Erfahrene Kolleg:innen erleben dieselbe Situation anders. Auch sie kennen Unsicherheit. Doch wer schon mehrere solcher Phasen durchlebt hat, rüstet sich dafür. Über die Jahre füllt sich der eigene Werkzeugkasten: Schwimmhilfen, Sauerstoffgerät, Surfbretter – Bilder für Routinen und Strategien, die helfen, Stürme zu überstehen. Dieser Werkzeugkasten ist gelebte Resilienz.

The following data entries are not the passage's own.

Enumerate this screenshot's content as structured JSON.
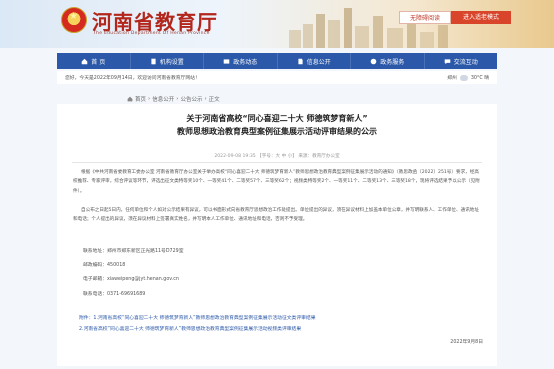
{
  "header": {
    "site_title": "河南省教育厅",
    "site_subtitle": "The Education Department Of Henan Province",
    "accessibility_label": "无障碍阅读",
    "elder_mode_label": "进入适老模式"
  },
  "nav": [
    {
      "label": "首 页",
      "icon": "home-icon"
    },
    {
      "label": "机构设置",
      "icon": "building-icon"
    },
    {
      "label": "政务动态",
      "icon": "news-icon"
    },
    {
      "label": "信息公开",
      "icon": "document-icon"
    },
    {
      "label": "政务服务",
      "icon": "service-icon"
    },
    {
      "label": "交流互动",
      "icon": "chat-icon"
    }
  ],
  "infobar": {
    "greeting": "您好，今天是2022年09月14日，欢迎访问河南省教育厅网站！",
    "city": "郑州",
    "temperature": "30°C 晴"
  },
  "breadcrumb": {
    "home": "首页",
    "sep1": "›",
    "level1": "信息公开",
    "sep2": "›",
    "level2": "公告公示",
    "sep3": "›",
    "level3": "正文"
  },
  "article": {
    "title_line1": "关于河南省高校“同心喜迎二十大 师德筑梦育新人”",
    "title_line2": "教师思想政治教育典型案例征集展示活动评审结果的公示",
    "meta": "2022-09-08 19:35  【字号：大 中 小】  来源：教育厅办公室",
    "paragraph1": "根据《中共河南省委教育工委办公室 河南省教育厅办公室关于举办高校“同心喜迎二十大 师德筑梦育新人”教师思想政治教育典型案例征集展示活动的通知》（教思政函〔2022〕251号）要求，经高校推荐、专家评审，综合评议等环节，评选出征文类特等奖10个、一等奖41个、二等奖57个、三等奖62个；视频类特等奖2个、一等奖11个、二等奖13个、三等奖18个，现将评选结果予以公示（见附件）。",
    "paragraph2": "自公布之日起5日内，任何单位和个人如对公示结果有异议，可以书面形式向省教育厅思想政治工作处提出。单位提出的异议，须在异议材料上加盖本单位公章，并写明联系人、工作单位、通讯地址和电话；个人提出的异议，须在异议材料上签署真实姓名，并写明本人工作单位、通讯地址和电话，否则不予受理。",
    "contact_address": "联系地址：郑州市郑东新区正光路11号D729室",
    "contact_zip": "邮政编码：450018",
    "contact_email": "电子邮箱：xiaweipeng@jyt.henan.gov.cn",
    "contact_phone": "联系电话：0371-69691689",
    "attachment1": "附件：1.河南省高校“同心喜迎二十大 师德筑梦育新人”教师思想政治教育典型案例征集展示活动征文类评审结果",
    "attachment2": "2.河南省高校“同心喜迎二十大 师德筑梦育新人”教师思想政治教育典型案例征集展示活动视频类评审结果",
    "date": "2022年9月8日"
  },
  "colors": {
    "brand_red": "#b2261c",
    "nav_blue": "#2b58a8",
    "link_blue": "#2b58a8"
  }
}
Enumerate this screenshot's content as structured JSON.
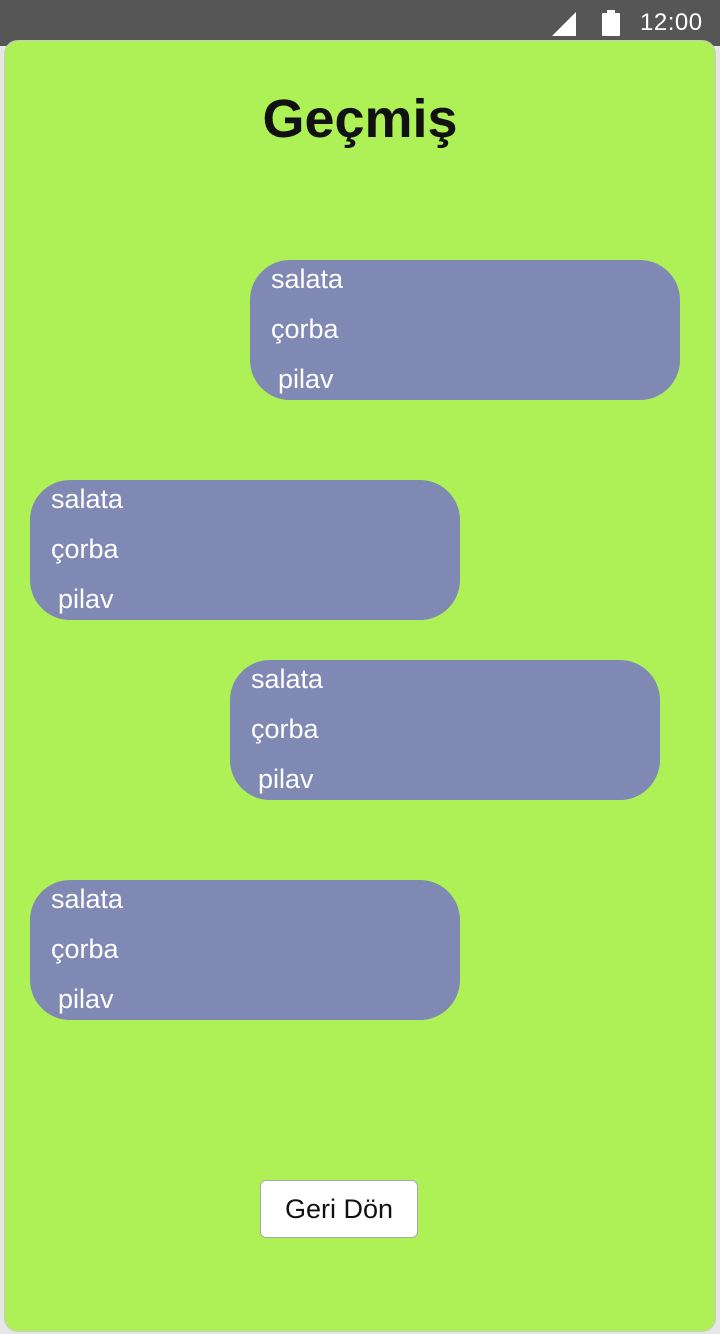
{
  "status_bar": {
    "time": "12:00",
    "icons": [
      "cellular-signal-icon",
      "battery-icon"
    ]
  },
  "colors": {
    "status_bar": "#565656",
    "background": "#adf157",
    "bubble": "#7f89b3",
    "bubble_text": "#ffffff",
    "title_text": "#111111"
  },
  "page": {
    "title": "Geçmiş"
  },
  "history": [
    {
      "items": [
        "salata",
        "çorba",
        "pilav"
      ]
    },
    {
      "items": [
        "salata",
        "çorba",
        "pilav"
      ]
    },
    {
      "items": [
        "salata",
        "çorba",
        "pilav"
      ]
    },
    {
      "items": [
        "salata",
        "çorba",
        "pilav"
      ]
    }
  ],
  "actions": {
    "back_label": "Geri Dön"
  }
}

Junge Menschen haben ihn noch nicht. Für sie ist die erste Welle existenziell bedrohlich – und prägend.


Wer gibt ihnen im Sturm Orientierung? 

Auch Führungskräfte sind nicht frei von Angst. Viele erleben Jobabbau nicht nur als Entscheidung, die sie kommunizieren müssen, sondern als Bedrohung für die eigene Rolle. Doch das Verhalten der Vorgesetzten ist in diesen Phasen wichtiger denn je. 


Man kann die Rolle einer Führungskraft auch als die eines Kapitäns verstehen. Sie können den Sturm nicht verhindern, die Wellen nicht kleiner machen. Aber sie können steuern, Orientierung geben und dafür sorgen, dass die Crew den Kurs hält. Wie Kapitäne haben auch Führungskräfte ihre Navigationsgeräte: den Kompass, der Werte sichtbar macht. Den Sextanten, der den Blick zum Horizont hebt. Seekarten, die Erfahrungen bündeln. Ein Logbuch, das Entscheidungen nachvollziehbar macht. Und die Gespräche mit der Crew – Kommunikation als stärkster Halt. Diese Instrumente wirken nur, wenn wir sie nutzen.


In Krisen müssen Führungskräfte Kontext schaffen: Fakten einordnen, Gerüchte entkräften. Sie können Erfahrungen teilen, damit sichtbar wird: 𝐊𝐫𝐢𝐬𝐞𝐧 𝐥𝐚𝐬𝐬𝐞𝐧 𝐬𝐢𝐜𝐡 ü𝐛𝐞𝐫𝐬𝐭𝐞𝐡𝐞𝐧. Sie können Einschätzungen wagen, Unsicherheiten benennen. Sie können Vereinbarungen treffen, damit Alltag zurückkehrt. Und sie können zuhören, Räume öffnen, in denen Sorgen ausgesprochen werden dürfen.


So wird die erste Kündigungswelle nicht zum Trauma, sondern zu einer Lernerfahrung – und zu einem ersten Schritt in Richtung Resilienz.


Die Frage ist: Mit welchen Werkzeugen statten wir sie aus, damit sie nicht nur durchhalten, sondern gestärkt weitersegeln? 

👉 Welche Instrumente setzt du in deinem Unternehmen ein, um junge Menschen in stürmischen Zeiten zu stärken?